In Dr. King's travails in the American legal system, the case of King v. Mister Maestro, Inc. is not one of the most luminous. But as the family defends itself against charges of un-King-like profiteering, the case has become a primary exhibit. In 1963 Dr. King litigated to prevent 20th Century Records from releasing the "I have a dream" address. Instead, he struck a deal with Berry Gordy at Motown to produce his major speeches. "Dexter and his family are doing nothing [outside] the template that King created for himself," says Jones. "Dr. King, when he was alive, had a record deal, he had a literary agent, he had a publishing deal, he earned royalties." The first book under the Time Warner deal, "A Knock at Midnight," a collection of Dr. King's sermons, is just out. Memoirs by Dexter and Coretta are in the works, as is a King "autobiography," compiled by Stanford historian Clayborne Carson. Dexter and Jones imagine a $50 million, interactive King Dream Center, brought to you by sponsors like Pepsi and Microsoft. "In this new media paradigm," says Jones, "the only way to get [King's message] out there is to do a business deal, where people in the publishing community can package it, put millions of dollars in to market it and make money off it. That's how it works now."
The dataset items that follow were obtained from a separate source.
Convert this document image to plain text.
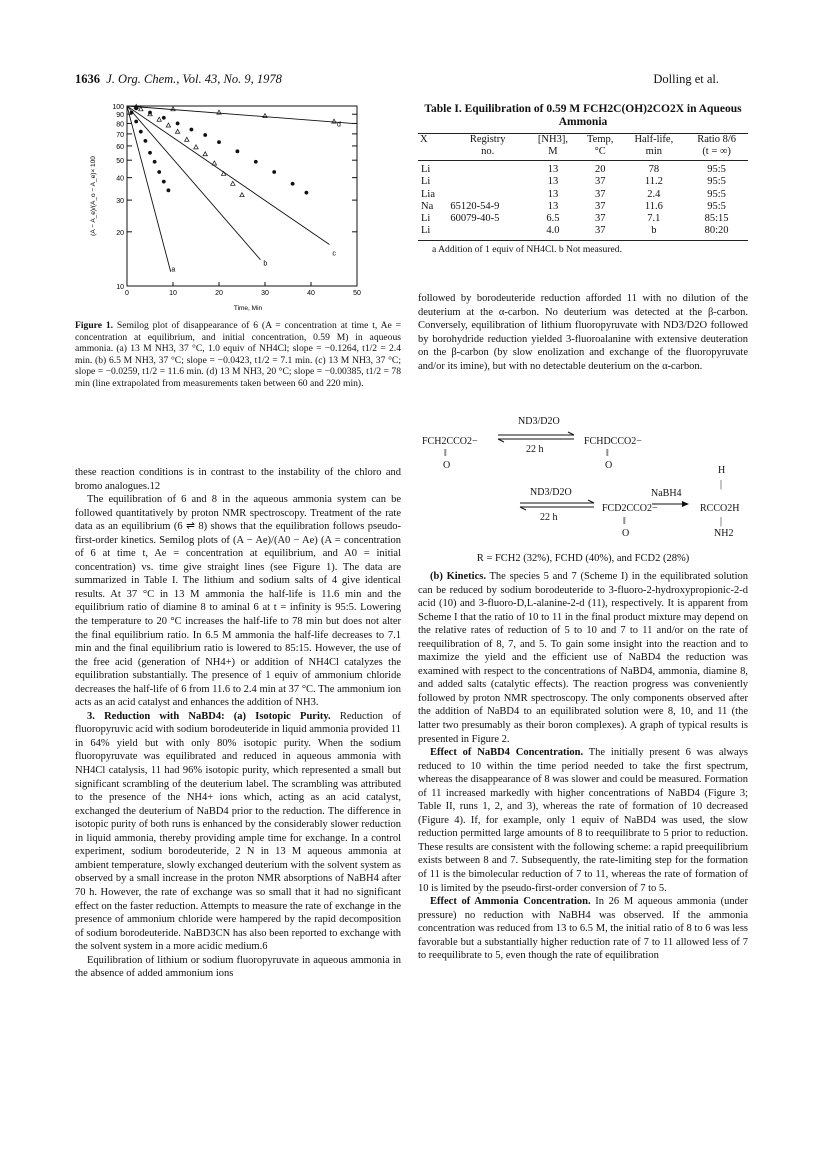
1636 J. Org. Chem., Vol. 43, No. 9, 1978	Dolling et al.
10
20
30
40
50
60
70
80
90
100
0	10	20	30	40	50
Time, Min
(A − A_e)/(A_o − A_e)× 100
a
b
c
d
Figure 1. Semilog plot of disappearance of 6 (A = concentration at time t, Ae = concentration at equilibrium, and initial concentration, 0.59 M) in aqueous ammonia. (a) 13 M NH3, 37 °C, 1.0 equiv of NH4Cl; slope = −0.1264, t1/2 = 2.4 min. (b) 6.5 M NH3, 37 °C; slope = −0.0423, t1/2 = 7.1 min. (c) 13 M NH3, 37 °C; slope = −0.0259, t1/2 = 11.6 min. (d) 13 M NH3, 20 °C; slope = −0.00385, t1/2 = 78 min (line extrapolated from measurements taken between 60 and 220 min).
Table I. Equilibration of 0.59 M FCH2C(OH)2CO2X in Aqueous Ammonia
X	Registry	[NH3],	Temp,	Half-life,	Ratio 8/6
	no.	M	°C	min	(t = ∞)
Li		13	20	78	95:5
Li		13	37	11.2	95:5
Lia		13	37	2.4	95:5
Na	65120-54-9	13	37	11.6	95:5
Li	60079-40-5	6.5	37	7.1	85:15
Li		4.0	37	b	80:20
a Addition of 1 equiv of NH4Cl. b Not measured.
ND3/D2O
FCH2CCO2−
22 h
FCHDCCO2−
‖
O
‖
O	H
ND3/D2O
22 h
FCD2CCO2−
NaBH4
|
RCCO2H
|
NH2
‖
O
R = FCH2 (32%), FCHD (40%), and FCD2 (28%)

these reaction conditions is in contrast to the instability of the chloro and bromo analogues.12

The equilibration of 6 and 8 in the aqueous ammonia system can be followed quantitatively by proton NMR spectroscopy. Treatment of the rate data as an equilibrium (6 ⇌ 8) shows that the equilibration follows pseudo-first-order kinetics. Semilog plots of (A − Ae)/(A0 − Ae) (A = concentration of 6 at time t, Ae = concentration at equilibrium, and A0 = initial concentration) vs. time give straight lines (see Figure 1). The data are summarized in Table I. The lithium and sodium salts of 4 give identical results. At 37 °C in 13 M ammonia the half-life is 11.6 min and the equilibrium ratio of diamine 8 to aminal 6 at t = infinity is 95:5. Lowering the temperature to 20 °C increases the half-life to 78 min but does not alter the final equilibrium ratio. In 6.5 M ammonia the half-life decreases to 7.1 min and the final equilibrium ratio is lowered to 85:15. However, the use of the free acid (generation of NH4+) or addition of NH4Cl catalyzes the equilibration substantially. The presence of 1 equiv of ammonium chloride decreases the half-life of 6 from 11.6 to 2.4 min at 37 °C. The ammonium ion acts as an acid catalyst and enhances the addition of NH3.

3. Reduction with NaBD4: (a) Isotopic Purity. Reduction of fluoropyruvic acid with sodium borodeuteride in liquid ammonia provided 11 in 64% yield but with only 80% isotopic purity. When the sodium fluoropyruvate was equilibrated and reduced in aqueous ammonia with NH4Cl catalysis, 11 had 96% isotopic purity, which represented a small but significant scrambling of the deuterium label. The scrambling was attributed to the presence of the NH4+ ions which, acting as an acid catalyst, exchanged the deuterium of NaBD4 prior to the reduction. The difference in isotopic purity of both runs is enhanced by the considerably slower reduction in liquid ammonia, thereby providing ample time for exchange. In a control experiment, sodium borodeuteride, 2 N in 13 M aqueous ammonia at ambient temperature, slowly exchanged deuterium with the solvent system as observed by a small increase in the proton NMR absorptions of NaBH4 after 70 h. However, the rate of exchange was so small that it had no significant effect on the faster reduction. Attempts to measure the rate of exchange in the presence of ammonium chloride were hampered by the rapid decomposition of sodium borodeuteride. NaBD3CN has also been reported to exchange with the solvent system in a more acidic medium.6

Equilibration of lithium or sodium fluoropyruvate in aqueous ammonia in the absence of added ammonium ions

followed by borodeuteride reduction afforded 11 with no dilution of the deuterium at the α-carbon. No deuterium was detected at the β-carbon. Conversely, equilibration of lithium fluoropyruvate with ND3/D2O followed by borohydride reduction yielded 3-fluoroalanine with extensive deuteration on the β-carbon (by slow enolization and exchange of the fluoropyruvate and/or its imine), but with no detectable deuterium on the α-carbon.

(b) Kinetics. The species 5 and 7 (Scheme I) in the equilibrated solution can be reduced by sodium borodeuteride to 3-fluoro-2-hydroxypropionic-2-d acid (10) and 3-fluoro-D,L-alanine-2-d (11), respectively. It is apparent from Scheme I that the ratio of 10 to 11 in the final product mixture may depend on the relative rates of reduction of 5 to 10 and 7 to 11 and/or on the rate of reequilibration of 8, 7, and 5. To gain some insight into the reaction and to maximize the yield and the efficient use of NaBD4 the reduction was examined with respect to the concentrations of NaBD4, ammonia, diamine 8, and added salts (catalytic effects). The reaction progress was conveniently followed by proton NMR spectroscopy. The only components observed after the addition of NaBD4 to an equilibrated solution were 8, 10, and 11 (the latter two presumably as their boron complexes). A graph of typical results is presented in Figure 2.

Effect of NaBD4 Concentration. The initially present 6 was always reduced to 10 within the time period needed to take the first spectrum, whereas the disappearance of 8 was slower and could be measured. Formation of 11 increased markedly with higher concentrations of NaBD4 (Figure 3; Table II, runs 1, 2, and 3), whereas the rate of formation of 10 decreased (Figure 4). If, for example, only 1 equiv of NaBD4 was used, the slow reduction permitted large amounts of 8 to reequilibrate to 5 prior to reduction. These results are consistent with the following scheme: a rapid preequilibrium exists between 8 and 7. Subsequently, the rate-limiting step for the formation of 11 is the bimolecular reduction of 7 to 11, whereas the rate of formation of 10 is limited by the pseudo-first-order conversion of 7 to 5.

Effect of Ammonia Concentration. In 26 M aqueous ammonia (under pressure) no reduction with NaBH4 was observed. If the ammonia concentration was reduced from 13 to 6.5 M, the initial ratio of 8 to 6 was less favorable but a substantially higher reduction rate of 7 to 11 allowed less of 7 to reequilibrate to 5, even though the rate of equilibration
This can seem a pale agenda for the King legacy: too unquestioningly megacorporate, too apolitical. Yet in their own way, the four children all keep alive different pieces of their father. Dexter recalls the young Martin who ruthlessly overhauled the financial fiefdoms at Dexter Avenue Baptist Church, challenging the deacons, just as Daddy King had grabbed authority at Ebenezer; Yolanda evokes the theatrical performer; Bernice, the minister walking beside doubt, and Martin III, the pensive King with the overpowering father. As Bernice says, "His blood is in me--that means part of who he is is in me, it's in Dexter. When you bring all of us together, you get close to who he is."

Thirty years after his death, they are the embodiment of his legacy, reminders of what he accomplished, as well as the challenges he left. "We're not perfect, we've made our mistakes," says Bernice. "But we're not crazy, we're not locked up, we're not doped out." They are the beneficiaries of the dream. And they are also its test.